Here's how this plan translates to resources and subjects:
- Math: Life of Fred, Pre-Algebra series and Beginning Algebra. AOPS Prealgebra for support when we don't understand a concept the first time. Algebra Lab Gear to make concepts more tactile for my kinesthetic learner. xtramath.org to drill math facts daily. And Beast Academy for fun days and review of other concepts in preparation for standardized testing.
- Language Arts: Bravewriter Lifestyle. Boomerang monthly book picks for reading aloud. Finish Faltering Ownership writing projects we didn't cover last year. Supplementing with Annotating Literary Elements and Trees in the Forest from Rooted in Learning and exercises from Making Thinking Visible. Academic writing practice from Big History units (below).
- Becoming a World Citizen (Social Studies & Science combined): Big History Project Units 5-10 are the spine of this course and I am supplementing with RSO Biology 2, some lessons from BFSU vol 1-3, and A People's Curriculum for the Earth.

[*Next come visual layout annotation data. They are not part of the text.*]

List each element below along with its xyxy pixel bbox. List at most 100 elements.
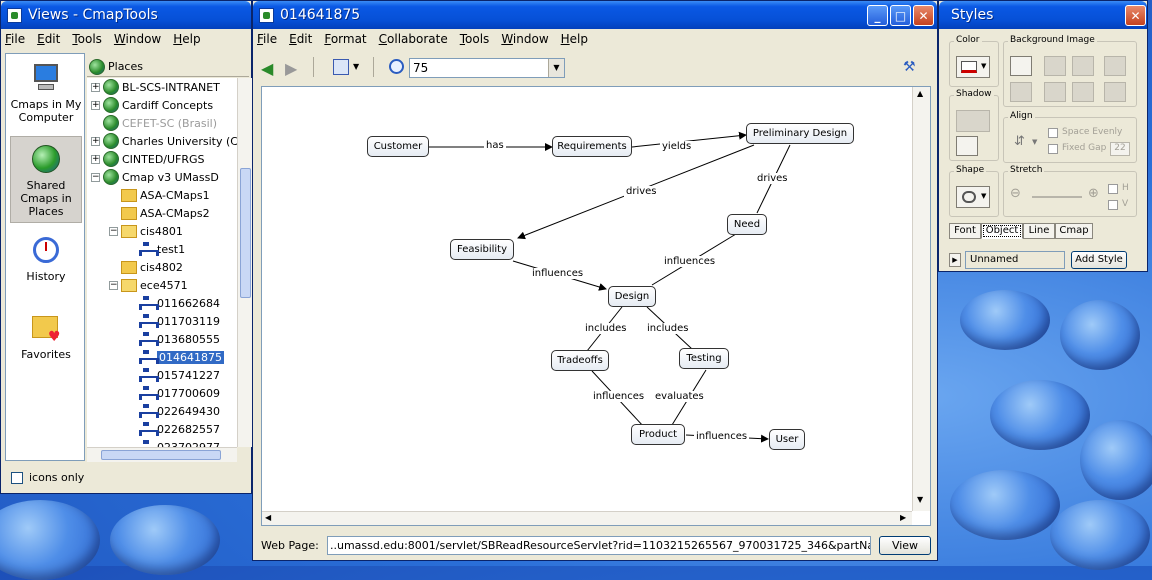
maximize-button[interactable]: □ [890,5,911,26]
link-influences-product[interactable]: influences [591,391,647,402]
tree-item[interactable]: 023702977 [127,438,220,447]
style-list-expand-icon[interactable]: ▶ [949,253,961,267]
view-button[interactable]: View [879,536,931,555]
expand-plus-icon[interactable]: + [91,100,100,110]
tree-item[interactable]: 011662684 [127,294,220,312]
bg-image-add-icon[interactable] [1010,56,1032,76]
concept-user[interactable]: User [769,429,805,450]
tree-item[interactable]: − ece4571 [109,276,188,294]
link-evaluates[interactable]: evaluates [653,391,706,402]
canvas-horizontal-scrollbar[interactable]: ◀ ▶ [262,511,912,525]
nav-shared-cmaps-in-places[interactable]: Shared Cmaps in Places [10,136,82,223]
tree-horizontal-scrollbar[interactable] [87,447,237,462]
web-page-url-field[interactable]: ..umassd.edu:8001/servlet/SBReadResource… [327,536,871,555]
menu-file[interactable]: File [5,32,25,46]
link-includes-tradeoffs[interactable]: includes [583,323,629,334]
cmap-canvas[interactable]: Customer Requirements Preliminary Design… [261,86,931,526]
link-includes-testing[interactable]: includes [645,323,691,334]
nav-cmaps-in-my-computer[interactable]: Cmaps in My Computer [10,62,82,124]
concept-customer[interactable]: Customer [367,136,429,157]
tree-item[interactable]: + CINTED/UFRGS [91,150,205,168]
menu-window[interactable]: Window [114,32,161,46]
menu-file[interactable]: File [257,32,277,46]
layout-menu-icon[interactable] [333,59,349,75]
icons-only-checkbox[interactable] [11,471,23,484]
shadow-toggle-icon[interactable] [956,136,978,156]
menu-edit[interactable]: Edit [289,32,312,46]
concept-tradeoffs[interactable]: Tradeoffs [551,350,609,371]
tree-item[interactable]: + Cardiff Concepts [91,96,213,114]
tree-item[interactable]: 011703119 [127,312,220,330]
collapse-minus-icon[interactable]: − [109,280,118,290]
link-has[interactable]: has [484,140,506,151]
menu-format[interactable]: Format [324,32,366,46]
link-drives-need[interactable]: drives [755,173,790,184]
expand-plus-icon[interactable]: + [91,154,100,164]
forward-arrow-icon[interactable]: ▶ [285,59,297,78]
tree-item[interactable]: CEFET-SC (Brasil) [91,114,217,132]
tree-item[interactable]: 022682557 [127,420,220,438]
collaboration-icon[interactable]: ⚒ [903,59,916,75]
nav-history[interactable]: History [10,234,82,283]
expand-plus-icon[interactable]: + [91,136,100,146]
menu-help[interactable]: Help [561,32,588,46]
bg-image-none-icon[interactable] [1010,82,1032,102]
tree-item[interactable]: test1 [127,240,185,258]
tree-item[interactable]: + BL-SCS-INTRANET [91,78,220,96]
views-titlebar[interactable]: Views - CmapTools [1,1,251,29]
link-yields[interactable]: yields [660,141,694,152]
tree-item[interactable]: 022649430 [127,402,220,420]
tab-cmap[interactable]: Cmap [1055,223,1093,239]
add-style-button[interactable]: Add Style [1071,251,1127,269]
concept-requirements[interactable]: Requirements [552,136,632,157]
shadow-style-button[interactable] [956,110,990,132]
zoom-dropdown-arrow-icon[interactable]: ▼ [548,59,564,77]
menu-collaborate[interactable]: Collaborate [379,32,448,46]
collapse-minus-icon[interactable]: − [91,172,100,182]
tree-item[interactable]: − Cmap v3 UMassD [91,168,219,186]
menu-tools[interactable]: Tools [72,32,102,46]
concept-feasibility[interactable]: Feasibility [450,239,514,260]
tree-item[interactable]: 013680555 [127,330,220,348]
collapse-minus-icon[interactable]: − [109,226,118,236]
link-drives-feasibility[interactable]: drives [624,186,659,197]
style-name-field[interactable]: Unnamed [965,251,1065,269]
tree-item[interactable]: ASA-CMaps1 [109,186,210,204]
menu-tools[interactable]: Tools [460,32,490,46]
color-picker-button[interactable]: ▼ [956,56,990,78]
tree-item[interactable]: cis4802 [109,258,183,276]
styles-close-button[interactable]: ✕ [1125,5,1146,26]
link-influences-user[interactable]: influences [694,431,750,442]
tab-font[interactable]: Font [949,223,981,239]
concept-testing[interactable]: Testing [679,348,729,369]
tree-hscroll-thumb[interactable] [101,450,221,460]
concept-design[interactable]: Design [608,286,656,307]
tab-line[interactable]: Line [1023,223,1055,239]
expand-plus-icon[interactable]: + [91,82,100,92]
tree-item[interactable]: − cis4801 [109,222,183,240]
close-button[interactable]: ✕ [913,5,934,26]
tree-scroll-thumb[interactable] [240,168,251,298]
tree-item[interactable]: 017700609 [127,384,220,402]
nav-favorites[interactable]: ♥ Favorites [10,312,82,361]
link-influences-design[interactable]: influences [530,268,586,279]
zoom-combobox[interactable]: 75 ▼ [409,58,565,78]
concept-need[interactable]: Need [727,214,767,235]
minimize-button[interactable]: _ [867,5,888,26]
styles-titlebar[interactable]: Styles ✕ [939,1,1147,29]
tree-item[interactable]: 015741227 [127,366,220,384]
tree-item[interactable]: 014641875 [127,348,224,366]
menu-window[interactable]: Window [501,32,548,46]
canvas-vertical-scrollbar[interactable]: ▲ ▼ [912,87,930,511]
icons-only-toggle[interactable]: icons only [11,471,84,484]
menu-edit[interactable]: Edit [37,32,60,46]
link-influences-need[interactable]: influences [662,256,718,267]
tree-vertical-scrollbar[interactable] [237,78,252,447]
tree-item[interactable]: + Charles University (Czech [91,132,252,150]
places-tree[interactable]: + BL-SCS-INTRANET + Cardiff Concepts CEFET-S… [87,78,252,447]
concept-product[interactable]: Product [631,424,685,445]
concept-preliminary-design[interactable]: Preliminary Design [746,123,854,144]
shape-picker-button[interactable]: ▼ [956,186,990,208]
cmap-titlebar[interactable]: 014641875 _ □ ✕ [253,1,937,29]
layout-dropdown-icon[interactable]: ▼ [353,62,359,71]
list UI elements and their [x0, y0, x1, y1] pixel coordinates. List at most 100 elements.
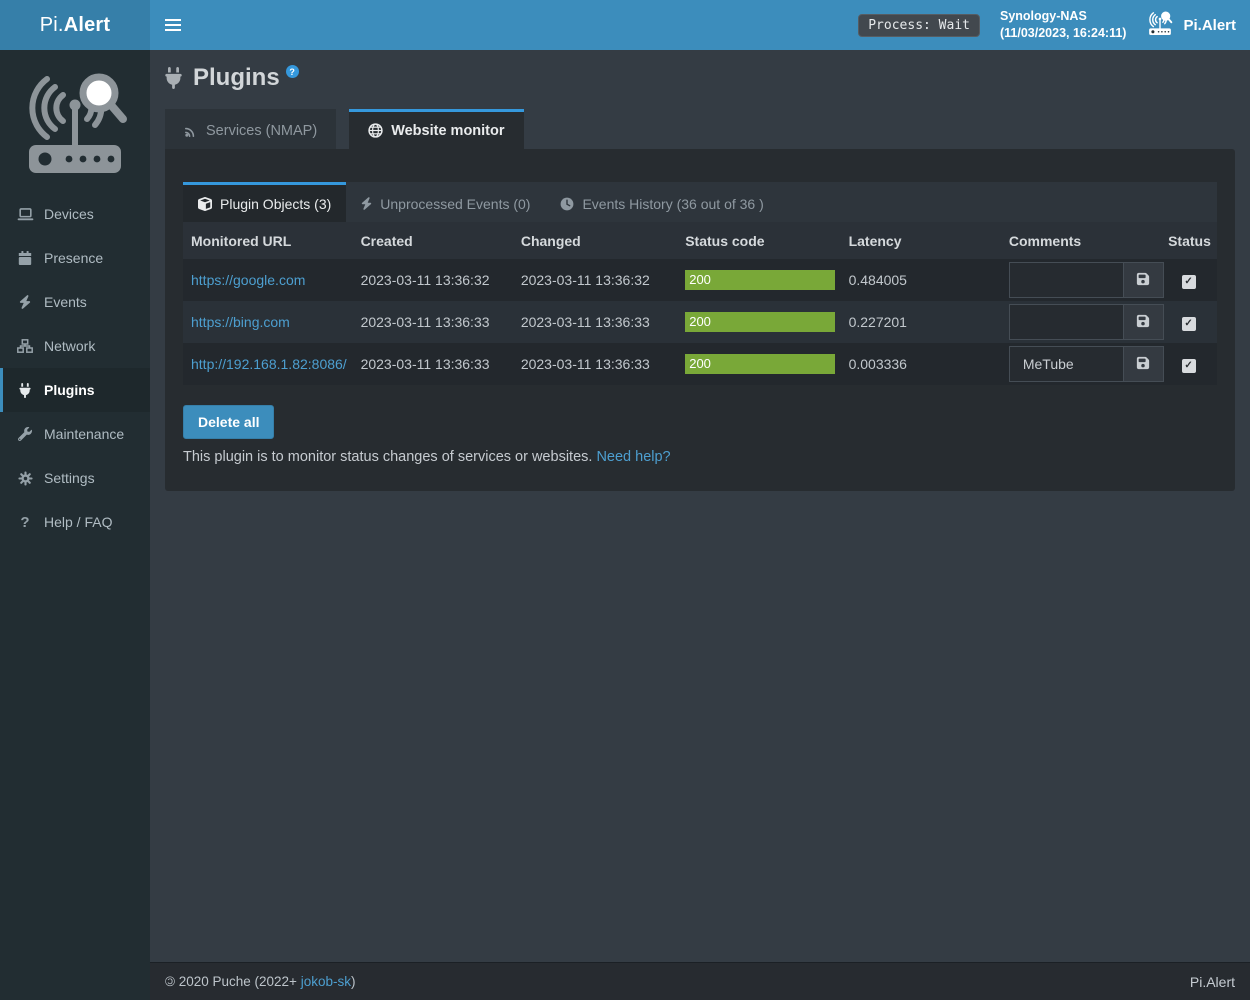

- Health: Adapting lessons from MindUP Curriculum for 6-8, The Anxiety and Phobia Workbook, Mindfulness-Based Stress Reduction Workbook, and Growth Mindset Coach and Playbook books. Hardwiring Happiness, The Whole-Brain Child inform many of the lessons.
- Creativity: We are going to work our way through Drawing on the Right Side of the Brain and plan to spend lots of time outside playing in nature. I'm coordinating many of the lessons in health each month to match up with the chapters in this book (see post it notes above). The kids are taking art and piano lessons each week. We listen to classical music sometimes and visit our art museum as frequently as we can. I'm also planning to read Creative Schools to help with ideas. We quit testing and quizzing last year and that is helping us move from measurement to creativity. I'll also draw on The Art of Possibility and Creative You for these lessons too.
The nice thing about breaking the intentions down into themes each month is that it isn't about individual lessons as much as a concept. If we've touched on it at all, I can feel good about working my way toward my intentions and trust that we will come back to this in the future at some point and that it is enough for right now. While I haven't read all of these books in advance, I plan to read some each month to keep things fresh and help me have content to draw from for our juicy conversations. I'm trying to use my intuition to guide us on what is enough each day and when I should push. This is big work for this recovering perfectionist!
We are more excited than ever for our school year. Hope yours is off to a good start.